"tidyr like" fill na from different column

Question

I've a data frame with missing values is some column (who doesn't). For example:

df <- data.frame(x = c(2,NA,4), y = 5:7)
df
   x y
1  2 5
2 NA 6
3  4 7

I would like to replace the missing value with a value of a different column. Obviously there are a lot of ways to do so, for example:

 df %>%
   mutate(x = ifelse(is.na(x), y, x))

  x y
1 2 5
2 6 6
3 4 7

However, I am looking for something more elegant, like

df %>% fill(x,y) 

but couldn't find anything. Does something like this exist?

Thanks!

Answer 1

You want to change values in a single column, keeping the same number of rows. The tidyverse way to do that is dplyr::mutate, and the tidyverse implementation of the specific operation you want is dplyr::coalesce, as docendo discimus suggested:

df %>% mutate(x = coalesce(x, y))

Things would be less tidy and less consistent if there was a single function that combined these two steps, as it is not the whole data frame being operated on, just a single column. It would also be less flexible, as coalesce can be used on vectors whether or not they are in a data frame, which is good!

---

(I actually dislike tidyr::fill - I suppose it is consistent because it operates on all columns of the data frame, but I would prefer that it took a single vector and was typically used inside mutate. mutate_all(fill) would be easy enough to do the whole data frame.
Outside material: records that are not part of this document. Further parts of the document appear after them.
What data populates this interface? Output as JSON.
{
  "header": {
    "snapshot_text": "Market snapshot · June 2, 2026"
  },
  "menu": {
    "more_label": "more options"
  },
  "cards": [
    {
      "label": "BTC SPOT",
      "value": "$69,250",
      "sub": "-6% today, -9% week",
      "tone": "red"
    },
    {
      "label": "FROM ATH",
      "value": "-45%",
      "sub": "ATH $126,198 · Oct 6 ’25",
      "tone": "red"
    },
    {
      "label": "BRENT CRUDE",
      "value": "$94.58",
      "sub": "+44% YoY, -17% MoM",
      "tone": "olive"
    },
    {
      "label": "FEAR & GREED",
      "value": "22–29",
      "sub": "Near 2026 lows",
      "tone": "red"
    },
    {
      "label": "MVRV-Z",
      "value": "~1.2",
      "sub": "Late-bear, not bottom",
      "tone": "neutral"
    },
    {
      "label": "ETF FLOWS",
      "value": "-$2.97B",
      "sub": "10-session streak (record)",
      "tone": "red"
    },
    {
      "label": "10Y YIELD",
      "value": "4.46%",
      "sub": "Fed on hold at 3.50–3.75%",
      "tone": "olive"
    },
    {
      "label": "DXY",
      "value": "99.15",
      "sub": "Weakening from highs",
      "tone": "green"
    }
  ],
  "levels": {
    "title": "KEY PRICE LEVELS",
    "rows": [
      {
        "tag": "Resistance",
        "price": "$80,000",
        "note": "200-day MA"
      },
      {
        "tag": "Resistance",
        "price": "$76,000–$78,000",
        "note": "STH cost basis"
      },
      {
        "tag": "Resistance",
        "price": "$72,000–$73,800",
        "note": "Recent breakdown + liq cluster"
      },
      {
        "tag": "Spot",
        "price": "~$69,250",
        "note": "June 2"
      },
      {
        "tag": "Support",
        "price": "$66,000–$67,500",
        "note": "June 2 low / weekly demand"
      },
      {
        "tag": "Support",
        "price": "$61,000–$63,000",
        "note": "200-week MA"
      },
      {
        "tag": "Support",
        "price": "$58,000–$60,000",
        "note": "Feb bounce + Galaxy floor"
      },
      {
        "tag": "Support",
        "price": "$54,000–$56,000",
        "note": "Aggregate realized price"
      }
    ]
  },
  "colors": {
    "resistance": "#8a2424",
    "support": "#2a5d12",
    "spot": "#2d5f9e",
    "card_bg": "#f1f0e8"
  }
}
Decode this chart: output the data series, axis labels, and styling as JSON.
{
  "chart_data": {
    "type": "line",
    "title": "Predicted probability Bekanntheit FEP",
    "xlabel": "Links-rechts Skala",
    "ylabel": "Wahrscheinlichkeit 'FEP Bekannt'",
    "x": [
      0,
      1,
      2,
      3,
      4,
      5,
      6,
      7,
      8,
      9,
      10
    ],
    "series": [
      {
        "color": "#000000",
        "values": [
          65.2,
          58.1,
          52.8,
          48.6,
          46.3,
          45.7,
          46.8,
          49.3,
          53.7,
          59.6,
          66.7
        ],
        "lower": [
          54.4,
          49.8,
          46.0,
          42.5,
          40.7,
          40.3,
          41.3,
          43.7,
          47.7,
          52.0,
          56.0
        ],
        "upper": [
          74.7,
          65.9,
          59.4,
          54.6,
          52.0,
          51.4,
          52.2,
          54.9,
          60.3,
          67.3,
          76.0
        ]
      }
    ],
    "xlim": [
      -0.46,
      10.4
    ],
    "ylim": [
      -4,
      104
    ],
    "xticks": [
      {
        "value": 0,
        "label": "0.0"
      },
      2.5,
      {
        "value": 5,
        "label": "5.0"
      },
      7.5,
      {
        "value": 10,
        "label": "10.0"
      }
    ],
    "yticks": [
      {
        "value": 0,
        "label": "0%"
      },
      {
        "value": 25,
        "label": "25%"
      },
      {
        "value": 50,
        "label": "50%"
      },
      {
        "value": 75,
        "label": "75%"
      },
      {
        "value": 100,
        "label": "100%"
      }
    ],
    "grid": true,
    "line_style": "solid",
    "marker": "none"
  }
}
So I end up still relying zoo::na.locf for general use.)

Answer 2

I am aware I don't fully answer the question, but I find the standard data frame way not so bad :

df$x[is.na(df$x)] <- df$y[is.na(df$x)]

and the data.table way quite simple and elegant:

df[is.na(x),x := y]

Answer 3

try this, good luck

df <- t(apply(df, 1, function(x) if(any(is.na(x))) rep(x[!is.na(x)], 2) else x))
as.data.frame(df)